I wish that my ethnic group had a flag with a wolf's head on it.

As to the viticulture, with all of the "historical/ethnic mix-ups" and "intermarriage, language-mixing, and religious conversions" that Stephen so aptly mentions, that region of the world could use some good drinks.

Anonymous said...

Stephen you're wrong.

Everybody knows here what ethnic group they belong to, including those that are middle-way between two groups (groups of intermarried people of certain ethnicities aren't uncommon and have certain ethnic names as well just like black+white = brown/mestizo).

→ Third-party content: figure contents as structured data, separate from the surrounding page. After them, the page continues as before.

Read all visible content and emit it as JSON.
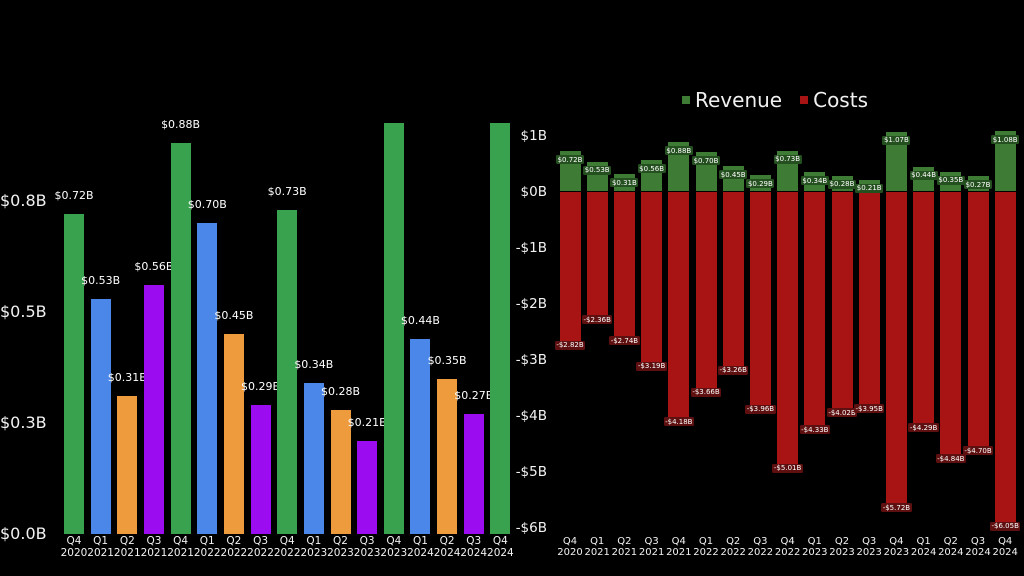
{
  "page": {
    "background": "#000000",
    "text_color": "#f2f2f2"
  },
  "chart_data": [
    {
      "type": "bar",
      "panel": "left",
      "title": "",
      "xlabel": "",
      "ylabel": "",
      "grid": false,
      "legend": null,
      "categories": [
        "Q4 2020",
        "Q1 2021",
        "Q2 2021",
        "Q3 2021",
        "Q4 2021",
        "Q1 2022",
        "Q2 2022",
        "Q3 2022",
        "Q4 2022",
        "Q1 2023",
        "Q2 2023",
        "Q3 2023",
        "Q4 2023",
        "Q1 2024",
        "Q2 2024",
        "Q3 2024",
        "Q4 2024"
      ],
      "values": [
        0.72,
        0.53,
        0.31,
        0.56,
        0.88,
        0.7,
        0.45,
        0.29,
        0.73,
        0.34,
        0.28,
        0.21,
        1.07,
        0.44,
        0.35,
        0.27,
        1.08
      ],
      "data_labels": [
        "$0.72B",
        "$0.53B",
        "$0.31B",
        "$0.56B",
        "$0.88B",
        "$0.70B",
        "$0.45B",
        "$0.29B",
        "$0.73B",
        "$0.34B",
        "$0.28B",
        "$0.21B",
        null,
        "$0.44B",
        "$0.35B",
        "$0.27B",
        null
      ],
      "clipped_indices": [
        12,
        16
      ],
      "quarter_colors": {
        "Q1": "#4a87e8",
        "Q2": "#ee9b3e",
        "Q3": "#9b0df0",
        "Q4": "#38a24e"
      },
      "yticks": [
        {
          "label": "$0.8B",
          "value": 0.75
        },
        {
          "label": "$0.5B",
          "value": 0.5
        },
        {
          "label": "$0.3B",
          "value": 0.25
        },
        {
          "label": "$0.0B",
          "value": 0.0
        }
      ],
      "ylim_visible": [
        0,
        0.925
      ]
    },
    {
      "type": "bar",
      "panel": "right",
      "title": "",
      "xlabel": "",
      "ylabel": "",
      "grid": false,
      "legend_position": "top center",
      "categories": [
        "Q4 2020",
        "Q1 2021",
        "Q2 2021",
        "Q3 2021",
        "Q4 2021",
        "Q1 2022",
        "Q2 2022",
        "Q3 2022",
        "Q4 2022",
        "Q1 2023",
        "Q2 2023",
        "Q3 2023",
        "Q4 2023",
        "Q1 2024",
        "Q2 2024",
        "Q3 2024",
        "Q4 2024"
      ],
      "series": [
        {
          "name": "Revenue",
          "color": "#3e7b35",
          "label_box_color": "#24501f",
          "values": [
            0.72,
            0.53,
            0.31,
            0.56,
            0.88,
            0.7,
            0.45,
            0.29,
            0.73,
            0.34,
            0.28,
            0.21,
            1.07,
            0.44,
            0.35,
            0.27,
            1.08
          ],
          "data_labels": [
            "$0.72B",
            "$0.53B",
            "$0.31B",
            "$0.56B",
            "$0.88B",
            "$0.70B",
            "$0.45B",
            "$0.29B",
            "$0.73B",
            "$0.34B",
            "$0.28B",
            "$0.21B",
            "$1.07B",
            "$0.44B",
            "$0.35B",
            "$0.27B",
            "$1.08B"
          ]
        },
        {
          "name": "Costs",
          "color": "#a81414",
          "label_box_color": "#5e0f0f",
          "values": [
            -2.82,
            -2.36,
            -2.74,
            -3.19,
            -4.18,
            -3.66,
            -3.26,
            -3.96,
            -5.01,
            -4.33,
            -4.02,
            -3.95,
            -5.72,
            -4.29,
            -4.84,
            -4.7,
            -6.05
          ],
          "data_labels": [
            "-$2.82B",
            "-$2.36B",
            "-$2.74B",
            "-$3.19B",
            "-$4.18B",
            "-$3.66B",
            "-$3.26B",
            "-$3.96B",
            "-$5.01B",
            "-$4.33B",
            "-$4.02B",
            "-$3.95B",
            "-$5.72B",
            "-$4.29B",
            "-$4.84B",
            "-$4.70B",
            "-$6.05B"
          ]
        }
      ],
      "yticks": [
        {
          "label": "$1B",
          "value": 1
        },
        {
          "label": "$0B",
          "value": 0
        },
        {
          "label": "-$1B",
          "value": -1
        },
        {
          "label": "-$2B",
          "value": -2
        },
        {
          "label": "-$3B",
          "value": -3
        },
        {
          "label": "-$4B",
          "value": -4
        },
        {
          "label": "-$5B",
          "value": -5
        },
        {
          "label": "-$6B",
          "value": -6
        }
      ],
      "ylim": [
        -6.6,
        1.3
      ]
    }
  ]
}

You need to learn a lot more about ethnicities in Europe before making such asumptions. Nationalism is not crazy. The crazy part was racism and when nationalism threatens humankind.

Stephen said...

Anonymous,

I suspect that with the rise of nationalism in the last 200 years many more people in Europe are much more sure of their ethnic identity than they would have been back then.

It's easy to define some ethnic groups, but it always gets tough to define an ethnic group on the fringes. To use the example of Germany, which I know more about, Sorbian was still widely spoken in the area around Berlin during Bach's lifetime. However, at the same time, the language of high culture was High German. Yet at the same time, many of the peasants (and even the non-farmers in the villages) spoke Plattdeutsch. Nowadays, just about anybody who grows up in Brandenburg would say that he is "German," but back then it wasn't nearly so simple.

The same goes for Eastern Europe. I'm by no means an expert on Eastern Europe, but I know enough not to trust every ethnic classification. It was much more complicate 200 years ago. To cite an example from Polish culture, Adam Mickiewicz set "Pan Tadeusz," "the" Polish epic, in "Lithuania" (that is, the area of the old duchy). Today we would probably simply call that area Poland, especially since Mickiewicz wrote in Polish, but he considered Lithuania his homeland, at least in some sense.

In the last 200 years, so many groups in the area have been defining their cultures over and against each other. It would be no wonder if in the process they exaggerated their differences. For instance, what's a Belorussian? Here's what Czeslaw Milosz (who grow up in Polish-Jewish Wilno before it became Lithuanian Vilnius) had to say:

"The Belorussians are still a puzzle to me--a mass of people, spread over a large expanse of land, who have been constantly oppressed, who speak a language that could be described as a cross between Polish and Russian with a grammar systematized only in the twentieth century, and whose feelings of national identity was the latest product of Europe's nationalist movements. But their case brings us up against the fluidity of all definitions; such a mass can easily be transformed from subject to object in foreign hands."